La fiera di Soročincy

Com’è inebriante, com’è sontuoso il giorno d’estate nella Piccola Russia! Come sono estenuantemente calde le ore in cui il meriggio scintilla nel silenzio e nell’afa e l’immenso oceano azzurro, chinato sulla terra come una cupola voluttuosa, sembra dormire, tutto immerso nel piacere, cingendo e stringendo la bella nel suo aereo abbraccio! Non c’è una nuvola. Nei campi non una voce. Tutto sembra morto; solo in alto, nella profondità del cielo, trema un’allodola, e canti argentini volano giù per aeree scale alla terra innamorata, e di tanto in tanto il grido di un gabbiano o la voce sonora della quaglia risuonano nella steppa. Pigramente e spensieratamente, come chi vaga senza meta, le querce sfiorano le nuvole, e i dardi accecanti del sole accendono intere pittoresche masse di foglie, gettando su altre un’ombra scura come la notte, in cui solo alle raffiche di vento zampilla l’oro. Smeraldi, topazi, rubini di insetti eterei si spargono sugli orti variopinti, ombreggiati da snelli girasoli. Grigi cumuli di fieno e dorati covoni di grano si accampano e bivaccano come nomadi nell’immensità della campagna. I larghi rami dei ciliegi, dei susini, dei meli e dei peri, piegati dal peso dei frutti; il cielo con il suo limpido specchio – il fiume nella sua cornice verde, che si eleva orgogliosa… com’è piena di voluttà e delizie l’estate piccolo-russa!

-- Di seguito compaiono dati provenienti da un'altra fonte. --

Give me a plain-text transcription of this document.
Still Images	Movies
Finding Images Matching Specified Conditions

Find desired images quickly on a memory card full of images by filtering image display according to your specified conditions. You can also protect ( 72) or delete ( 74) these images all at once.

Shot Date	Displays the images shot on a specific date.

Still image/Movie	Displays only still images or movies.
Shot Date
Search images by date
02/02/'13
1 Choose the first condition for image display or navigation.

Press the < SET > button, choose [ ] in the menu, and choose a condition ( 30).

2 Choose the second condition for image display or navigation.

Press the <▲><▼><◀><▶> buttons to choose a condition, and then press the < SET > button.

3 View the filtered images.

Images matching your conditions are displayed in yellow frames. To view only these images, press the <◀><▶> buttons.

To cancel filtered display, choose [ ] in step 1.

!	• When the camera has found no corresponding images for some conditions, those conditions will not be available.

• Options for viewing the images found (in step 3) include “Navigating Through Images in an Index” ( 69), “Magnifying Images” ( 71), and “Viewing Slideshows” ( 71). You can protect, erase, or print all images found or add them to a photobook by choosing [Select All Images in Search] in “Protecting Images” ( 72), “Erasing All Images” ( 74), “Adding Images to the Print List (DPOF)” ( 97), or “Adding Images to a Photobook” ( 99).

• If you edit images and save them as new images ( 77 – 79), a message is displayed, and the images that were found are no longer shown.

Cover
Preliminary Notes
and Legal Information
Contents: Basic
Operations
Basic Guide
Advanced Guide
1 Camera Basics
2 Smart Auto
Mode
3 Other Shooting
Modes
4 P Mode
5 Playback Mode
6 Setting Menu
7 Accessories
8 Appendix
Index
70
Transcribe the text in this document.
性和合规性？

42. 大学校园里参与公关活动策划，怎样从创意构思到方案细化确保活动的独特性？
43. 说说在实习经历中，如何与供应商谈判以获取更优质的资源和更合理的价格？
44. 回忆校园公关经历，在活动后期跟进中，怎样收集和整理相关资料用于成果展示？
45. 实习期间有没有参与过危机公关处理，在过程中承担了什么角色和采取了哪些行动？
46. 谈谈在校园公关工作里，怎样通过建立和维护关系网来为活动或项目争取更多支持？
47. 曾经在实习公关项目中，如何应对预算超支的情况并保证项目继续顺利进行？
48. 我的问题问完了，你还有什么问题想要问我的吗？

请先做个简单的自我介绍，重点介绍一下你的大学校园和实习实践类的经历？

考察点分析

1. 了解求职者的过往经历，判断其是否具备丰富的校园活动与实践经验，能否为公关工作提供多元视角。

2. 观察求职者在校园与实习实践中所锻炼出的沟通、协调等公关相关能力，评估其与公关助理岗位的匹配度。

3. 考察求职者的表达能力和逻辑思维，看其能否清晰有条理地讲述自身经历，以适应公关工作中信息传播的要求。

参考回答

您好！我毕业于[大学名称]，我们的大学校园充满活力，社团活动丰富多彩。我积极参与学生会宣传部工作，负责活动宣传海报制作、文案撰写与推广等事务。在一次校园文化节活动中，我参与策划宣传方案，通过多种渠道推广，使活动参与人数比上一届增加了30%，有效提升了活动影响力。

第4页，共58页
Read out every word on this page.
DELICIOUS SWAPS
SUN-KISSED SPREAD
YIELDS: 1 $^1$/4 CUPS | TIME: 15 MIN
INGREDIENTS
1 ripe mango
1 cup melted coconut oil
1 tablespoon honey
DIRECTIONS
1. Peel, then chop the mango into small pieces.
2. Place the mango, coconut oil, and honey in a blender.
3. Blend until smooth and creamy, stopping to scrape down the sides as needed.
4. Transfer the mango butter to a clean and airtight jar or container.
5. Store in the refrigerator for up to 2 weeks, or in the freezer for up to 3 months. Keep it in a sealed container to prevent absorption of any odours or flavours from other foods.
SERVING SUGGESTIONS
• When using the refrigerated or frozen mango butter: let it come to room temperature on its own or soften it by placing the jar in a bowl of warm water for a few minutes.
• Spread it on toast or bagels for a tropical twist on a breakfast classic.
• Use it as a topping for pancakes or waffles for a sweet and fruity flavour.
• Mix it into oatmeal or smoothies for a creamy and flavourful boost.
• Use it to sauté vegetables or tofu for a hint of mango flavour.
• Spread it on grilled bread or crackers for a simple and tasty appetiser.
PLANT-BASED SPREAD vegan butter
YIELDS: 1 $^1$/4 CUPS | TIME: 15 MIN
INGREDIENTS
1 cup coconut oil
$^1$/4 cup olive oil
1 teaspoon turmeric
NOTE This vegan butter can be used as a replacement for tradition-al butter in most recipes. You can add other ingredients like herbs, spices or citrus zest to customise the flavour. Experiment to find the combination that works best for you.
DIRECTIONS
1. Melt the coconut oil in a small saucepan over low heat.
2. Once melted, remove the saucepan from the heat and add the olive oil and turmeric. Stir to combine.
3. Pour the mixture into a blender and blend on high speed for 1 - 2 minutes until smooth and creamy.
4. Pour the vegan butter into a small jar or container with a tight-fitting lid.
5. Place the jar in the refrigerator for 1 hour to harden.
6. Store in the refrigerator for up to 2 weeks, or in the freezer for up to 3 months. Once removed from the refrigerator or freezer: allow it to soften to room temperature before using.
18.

Così sontuosamente splendeva una delle giornate del caldo agosto milleottocento… ottocento… Sì, saran trent’anni da che la strada, a dieci verste dal borgo di Soročincy, brulicava di gente che accorreva alla fiera da tutte le fattorie vicine e lontane. Fin dal mattino sfilava un corteo interminabile di čumaki che trasportavano sale e pesce. Montagne di terraglie imballate nel fieno avanzavano lentamente, annoiandosi, pareva, per la loro reclusione e l’oscurità; solo qua e là qualche ciotola di legno a disegni vivaci o una makitra si affacciavano vanitosamente dalla stuoia che ricopriva il carro e attiravano gli sguardi inteneriti degli ammiratori del lusso. Molti passanti lanciavano occhiate d’invidia all’alto vasaio, possessore di quei tesori, che a passi lenti seguiva la sua merce, avvolgendo premurosamente i suoi elegantoni e le sue civette di coccio nel fieno che detestavano.
Solitario in disparte, tirato da buoi sfiniti, si trascinava un carro carico di sacchi, canapa, tela e varie mercanzie domestiche, dietro cui arrancava il proprietario, con una camicia pulita di tela e braconi di tela inzaccherati. Con mano pigra si asciugava il sudore che gli grondava dal viso abbronzato e gocciolava perfino dai lunghi baffi, incipriati dall’inesorabile parrucchiere che visita senza invito tanto la bella quanto il mostro, e incipria a forza ormai da diversi millenni tutto il genere umano. Accanto a lui andava una giumenta legata al carro, il cui aspetto rassegnato tradiva l’età veneranda. Molti passanti, e soprattutto i giovanotti, si portavano la mano al berretto, incrociando il nostro uomo. Tuttavia non i suoi baffi canuti né il portamento grave li inducevano a farlo; bastava sollevare un po’ gli occhi per vedere il motivo di tanto rispetto.